The preparation method (e.g., pyrolysis or gasification temperature, heating rate, and activation treatment) significantly influences the physicochemical characteristics of biochar-based catalysts, including pore structure, surface functionality, and crystallinity, which in turn determine their catalytic activity and stability [17]. Although biochar-based catalysts demonstrate comparable performance to conventional catalysts in several reactions, challenges remain in optimizing their activity, selectivity, and reusability [17]. Recent studies have explored the use of machine learning and artificial intelligence to predict catalytic behavior and guide the design of high-performance biochar-based catalysts by correlating process parameters and target properties [14]. Future research should therefore focus on improving the structure–property–performance relationships and addressing environmental risks to fully realize the potential of biochar in sustainable catalysis [18].
Nickel-based catalysts are also widely used for hydrogen production from biomass pyrolysis and reforming because of their affordability and strong ability to cleave C–C and C–H bonds [19]. However, these catalysts suffer from coke deposition and deactivation, which are influenced by the type, location, and morphology of carbon species formed during reactions. Consequently, researchers are investigating biochar-supported nickel catalysts, which offer improved stability and lower susceptibility to coking while providing a highly porous carbon framework for Ni particle dispersion [20]. The porous structure, high surface area, and adjustable functional groups of biochar facilitate enhanced bio-oil reforming and tar cracking, while nickel loading further promotes H₂ production. The addition of water vapor also boosts syngas yield through the steam reforming of bio-derived carbon [20]. Novel Ni–biochar composite catalysts with enhanced metal dispersion, activity, and thermal stability are now being developed for reactions such as hydrodeoxygenation of lignin-derived bio-oil, gasification, and methane reforming.

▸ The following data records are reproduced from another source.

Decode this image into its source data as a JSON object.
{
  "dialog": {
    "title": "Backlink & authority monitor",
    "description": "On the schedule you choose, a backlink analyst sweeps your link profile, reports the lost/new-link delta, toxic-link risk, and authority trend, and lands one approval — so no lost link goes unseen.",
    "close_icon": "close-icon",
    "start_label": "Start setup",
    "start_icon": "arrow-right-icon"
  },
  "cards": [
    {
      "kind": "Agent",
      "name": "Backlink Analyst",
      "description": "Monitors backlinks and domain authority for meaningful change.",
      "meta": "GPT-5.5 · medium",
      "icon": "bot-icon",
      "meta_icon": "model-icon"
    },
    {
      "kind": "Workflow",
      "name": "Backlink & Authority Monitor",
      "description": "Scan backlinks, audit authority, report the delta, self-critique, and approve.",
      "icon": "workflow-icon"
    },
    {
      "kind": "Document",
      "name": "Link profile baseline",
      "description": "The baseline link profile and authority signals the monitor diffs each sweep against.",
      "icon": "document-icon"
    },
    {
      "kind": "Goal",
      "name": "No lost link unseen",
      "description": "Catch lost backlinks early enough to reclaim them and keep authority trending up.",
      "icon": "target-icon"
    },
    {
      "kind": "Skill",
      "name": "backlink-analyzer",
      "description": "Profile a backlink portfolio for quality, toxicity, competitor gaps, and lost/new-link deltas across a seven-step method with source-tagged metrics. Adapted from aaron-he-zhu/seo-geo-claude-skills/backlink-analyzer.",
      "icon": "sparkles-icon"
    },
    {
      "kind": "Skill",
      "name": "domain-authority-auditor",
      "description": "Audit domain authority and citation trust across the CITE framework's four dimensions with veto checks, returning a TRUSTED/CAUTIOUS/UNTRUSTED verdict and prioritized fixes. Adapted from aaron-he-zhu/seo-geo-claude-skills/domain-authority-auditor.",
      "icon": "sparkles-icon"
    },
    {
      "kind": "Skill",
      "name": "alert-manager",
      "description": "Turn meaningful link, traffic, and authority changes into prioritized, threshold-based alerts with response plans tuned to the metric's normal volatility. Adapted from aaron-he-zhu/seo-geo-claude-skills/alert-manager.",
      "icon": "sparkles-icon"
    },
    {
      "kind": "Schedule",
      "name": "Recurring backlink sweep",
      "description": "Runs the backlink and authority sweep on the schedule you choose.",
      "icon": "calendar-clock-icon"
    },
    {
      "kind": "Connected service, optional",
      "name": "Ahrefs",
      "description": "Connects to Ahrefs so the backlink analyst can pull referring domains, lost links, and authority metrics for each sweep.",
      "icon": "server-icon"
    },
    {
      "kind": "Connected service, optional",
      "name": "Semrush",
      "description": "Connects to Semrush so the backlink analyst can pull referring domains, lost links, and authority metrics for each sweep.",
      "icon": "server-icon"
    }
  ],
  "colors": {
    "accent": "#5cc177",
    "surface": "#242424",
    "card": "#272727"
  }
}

Beyond catalysis, biochar serves as a multifunctional material for environmental and agricultural applications. Due to its adsorptive and ion-exchange properties, biochar can effectively remove heavy metals and organic pollutants from soil and water [21,22]. In agriculture, biochar enhances soil fertility, water retention, and nutrient availability, thereby improving crop yields and promoting sustainable land management [23,24]. Furthermore, biochar contributes to climate change mitigation by sequestering atmospheric carbon and reducing greenhouse gas emissions [23]. Its versatility extends to waste management, as it can be synthesized from a wide range of biomass residues, making it a flexible platform for resource recovery and sustainable material engineering [22].
Structure–Property–Performance relationship
The performance of biochar-based catalysts is governed by the intricate interplay between structure and properties:
Pore structure and surface area affect the diffusion of reactants and the accessibility of active sites, directly influencing catalytic turnover and conversion efficiency.
Surface functional groups (–OH, –COOH, –NH₂, etc.) modulate acid–base characteristics and improve metal anchoring and electron transfer, which enhance reaction selectivity and stability [15,17].
Degree of graphitization determines thermal conductivity and mechanical strength, leading to higher durability under harsh reforming or gasification conditions [20].
Metal dispersion and particle–support interaction govern coke resistance and regeneration ability, where biochar’s carbon matrix minimizes sintering and deactivation [19,20].
This structure–property–performance relationship highlights that the rational design of biochar—through controlled pyrolysis, doping, and activation—can yield tailored catalysts suitable for sustainable hydrogen and syngas production.
Environmental risks and mitigation strategies
Despite its environmental advantages, large-scale deployment of biochar-based catalysts raises several ecotoxicological concerns, particularly related to metal leaching and microchar pollution.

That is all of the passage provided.